Si le sujet (les funérailles), la manière et le lieu ne sont pas particulièrement surprenants, en revanche on peut être frappé par la lumière sophistiquée qui baigne toute la scène. « Par l’éclairage, par la façon dont elle est construite, on dirait une affiche de cinéma » confirme la photographe Véronique de Viguerie, qui faisait partie du jury cette année. « Elle est tellement parfaite qu’on a l’impression que les gens sortent de l’image pour dire : 'regardez ce que vous avez fait' ».
Le contraste prononcé et l’éclairage travaillé de cette image n’ont pas manqué de relancer le débat sur la question de la retouche des images par le logiciel photoshop dans le photojournalisme. Lors de la conférence de presse, le président du jury, Santiago Lyon de Associated Press, a été interrogé à ce sujet, et il s'est contenté de répéter les règles -pour le moins floues - du concours : « nous nous sommes assurés que les images retenues étaient conformes aux pratiques acceptées par la profession ». Il a reconnu que certaines images, jugées trop travaillées, n’avaient pas été retenues - mais il a refusé de dire combien. Véronique de Viguerie explique que le sujet a été âprement débattu: "le jury a eu des discussions assez longues et assez chaudes sur jusqu’où on peut aller sur la manipulation des images, sur la façon dont on peut jouer avec photoshop pour les améliorer."
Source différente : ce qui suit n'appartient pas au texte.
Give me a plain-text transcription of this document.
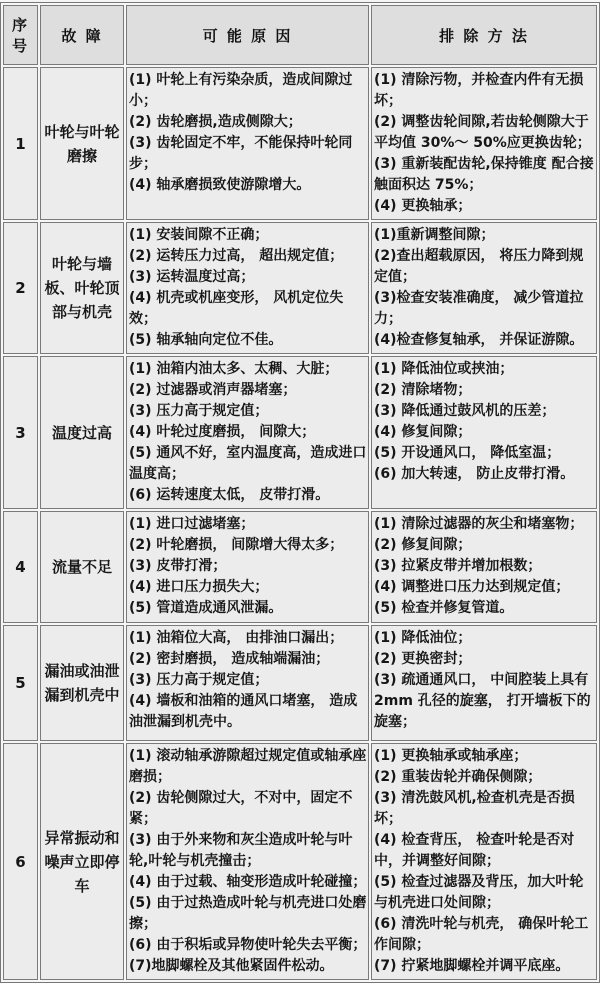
序号	故 障	可 能 原 因	排 除 方 法
1	叶轮与叶轮磨擦	
(1) 叶轮上有污染杂质，造成间隙过小；
(2) 齿轮磨损,造成侧隙大；
(3) 齿轮固定不牢，不能保持叶轮同步；
(4) 轴承磨损致使游隙增大。

(1) 清除污物，并检查内件有无损坏；
(2) 调整齿轮间隙,若齿轮侧隙大于平均值 30%～ 50%应更换齿轮；
(3) 重新装配齿轮,保持锥度 配合接触面积达 75%；
(4) 更换轴承；

2	叶轮与墙板、叶轮顶部与机壳	
(1) 安装间隙不正确；
(2) 运转压力过高， 超出规定值；
(3) 运转温度过高；
(4) 机壳或机座变形， 风机定位失效；
(5) 轴承轴向定位不佳。

(1)重新调整间隙；
(2)查出超载原因， 将压力降到规定值；
(3)检查安装准确度， 减少管道拉力；
(4)检查修复轴承， 并保证游隙。

3	温度过高	
(1) 油箱内油太多、太稠、大脏；
(2) 过滤器或消声器堵塞；
(3) 压力高于规定值；
(4) 叶轮过度磨损， 间隙大；
(5) 通风不好，室内温度高，造成进口温度高；
(6) 运转速度太低， 皮带打滑。

(1) 降低油位或挟油；
(2) 清除堵物；
(3) 降低通过鼓风机的压差；
(4) 修复间隙；
(5) 开设通风口， 降低室温；
(6) 加大转速， 防止皮带打滑。

4	流量不足	
(1) 进口过滤堵塞；
(2) 叶轮磨损， 间隙增大得太多；
(3) 皮带打滑；
(4) 进口压力损失大；
(5) 管道造成通风泄漏。

(1) 清除过滤器的灰尘和堵塞物；
(2) 修复间隙；
(3) 拉紧皮带并增加根数；
(4) 调整进口压力达到规定值；
(5) 检查并修复管道。

5	漏油或油泄漏到机壳中	
(1) 油箱位大高， 由排油口漏出；
(2) 密封磨损， 造成轴端漏油；
(3) 压力高于规定值；
(4) 墙板和油箱的通风口堵塞， 造成油泄漏到机壳中。

(1) 降低油位；
(2) 更换密封；
(3) 疏通通风口， 中间腔装上具有 2mm 孔径的旋塞， 打开墙板下的旋塞；

6	异常振动和噪声立即停车	
(1) 滚动轴承游隙超过规定值或轴承座磨损；
(2) 齿轮侧隙过大，不对中，固定不紧；
(3) 由于外来物和灰尘造成叶轮与叶轮,叶轮与机壳撞击；
(4) 由于过载、轴变形造成叶轮碰撞；
(5) 由于过热造成叶轮与机壳进口处磨擦；
(6) 由于积垢或异物使叶轮失去平衡；
(7)地脚螺栓及其他紧固件松动。

(1) 更换轴承或轴承座；
(2) 重装齿轮并确保侧隙；
(3) 清洗鼓风机,检查机壳是否损坏；
(4) 检查背压， 检查叶轮是否对中，并调整好间隙；
(5) 检查过滤器及背压，加大叶轮与机壳进口处间隙；
(6) 清洗叶轮与机壳， 确保叶轮工作间隙；
(7) 拧紧地脚螺栓并调平底座。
Dans le photojournalisme, il est admis que supprimer un détail de l’image, effacer ou rajouter des pixels, est contraire à la déontologie. Mais les retouches de contraste, de lumière, devenues très simples à faire avec les outils numériques, sont l’objet d’incessantes discussions. « On m’a appris qu’il était admis de faire avec photoshop ce qu'il est possible de faire en chambre noire, explique Véronique de Viguerie. Mais ça dépend si on est doué ou pas dans le laboratoire ! En fait, pour moi, quand l’amélioration va à l’encontre de la réalité, quand elle aboutit à cacher une partie du contexte de l’image, on peut dire que la limite est franchie ».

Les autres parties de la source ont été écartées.